Case Law

ECJ ruling on legal expenses; Austrian law

12 July 2011
By Michael Hayes

The recent ruling in Stark v DAS Osterreichische Allgemeine Rechtsschutversicerung AG by the ECJ, whilst addressing a question of Austrian law, is relevant to all involved in legal expenses insurance.

Two points of Austrian law are relevant:

1. Austrian law provides that legal expenses insurance contracts may state that a policyholder may only select lawyers who have their chambers in the geographical location where judicial proceedings are at first instance to be conducted; and

2. In Austria lawyers in certain ancillary services in civil law disputes are remunerated by a flat fee. That fee is doubled if the service is provided outside of the lawyer’s particular geographical location.

Mr Stark was the policyholder under a legal expenses policy provided by DAS. In 24.03.2006 he brought an employment claim against his former employer in the Labour and Social Security Court in Vienna. Mr Stark lived approximately 600km away from Vienna and instructed a lawyer local to him.

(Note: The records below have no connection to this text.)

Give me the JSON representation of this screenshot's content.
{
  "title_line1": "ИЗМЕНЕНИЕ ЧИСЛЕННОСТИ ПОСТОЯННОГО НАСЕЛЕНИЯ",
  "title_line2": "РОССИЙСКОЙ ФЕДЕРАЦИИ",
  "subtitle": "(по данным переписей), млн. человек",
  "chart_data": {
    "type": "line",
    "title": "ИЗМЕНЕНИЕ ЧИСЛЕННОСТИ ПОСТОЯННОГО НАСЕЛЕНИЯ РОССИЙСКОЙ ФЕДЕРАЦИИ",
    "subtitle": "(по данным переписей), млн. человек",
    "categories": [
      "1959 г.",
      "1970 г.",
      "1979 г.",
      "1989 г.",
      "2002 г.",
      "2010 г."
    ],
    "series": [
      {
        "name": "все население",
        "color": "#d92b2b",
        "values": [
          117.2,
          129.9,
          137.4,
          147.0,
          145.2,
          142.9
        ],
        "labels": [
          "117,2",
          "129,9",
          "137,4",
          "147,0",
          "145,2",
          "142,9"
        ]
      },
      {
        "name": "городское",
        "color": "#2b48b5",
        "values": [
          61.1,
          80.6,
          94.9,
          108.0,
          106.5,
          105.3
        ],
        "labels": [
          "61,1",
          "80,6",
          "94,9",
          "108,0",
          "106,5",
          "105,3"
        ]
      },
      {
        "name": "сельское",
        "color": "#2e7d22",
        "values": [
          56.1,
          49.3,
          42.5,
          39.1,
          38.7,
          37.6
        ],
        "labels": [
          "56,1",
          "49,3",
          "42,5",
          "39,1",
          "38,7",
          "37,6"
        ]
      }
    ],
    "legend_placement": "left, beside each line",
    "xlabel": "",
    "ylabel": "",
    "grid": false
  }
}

Mr Stark made a claim under his legal expenses policy and DAS paid his lawyer EUR 5,782.19 by reference to the single flat rate not the double flat rate. DAS also made an application seeking an order that Mr Stark pay the premium of EUR 211.46 due under the policy. Mr Stark made a counter-claim for EUR 3,000, being the balance between the single flat fee DAS had paid and the double flat fee which his lawyer charged Mr Stark and which was not paid by DAS.

Mr Stark ultimately asked the European Court of Justice to decide whether the restriction placed on legal expenses policyholders by Austrian law was contrary to Article 4(1) of Directive 87/344/EEC which guarantees freedom of choice of lawyer to legal expenses policyholders.

The ECJ ruled that the question at issue was not, in fact, a question pertaining to the freedom of choice of lawyer, but instead on the scope of cover available under an insurance policy and that such a question is not subject to the Directive. It noted that Mr Stark had been able to freely select his lawyer but that did not mean that the insurer was required to reimburse all the lawyer’s fees, regardless of geographical location.

The Court did note however that this should be “on condition that that freedom is not rendered meaningless. That would be the case if the restriction imposed on the payment of those costs were to render de facto impossible a reasonable choice of representative by the insured person.”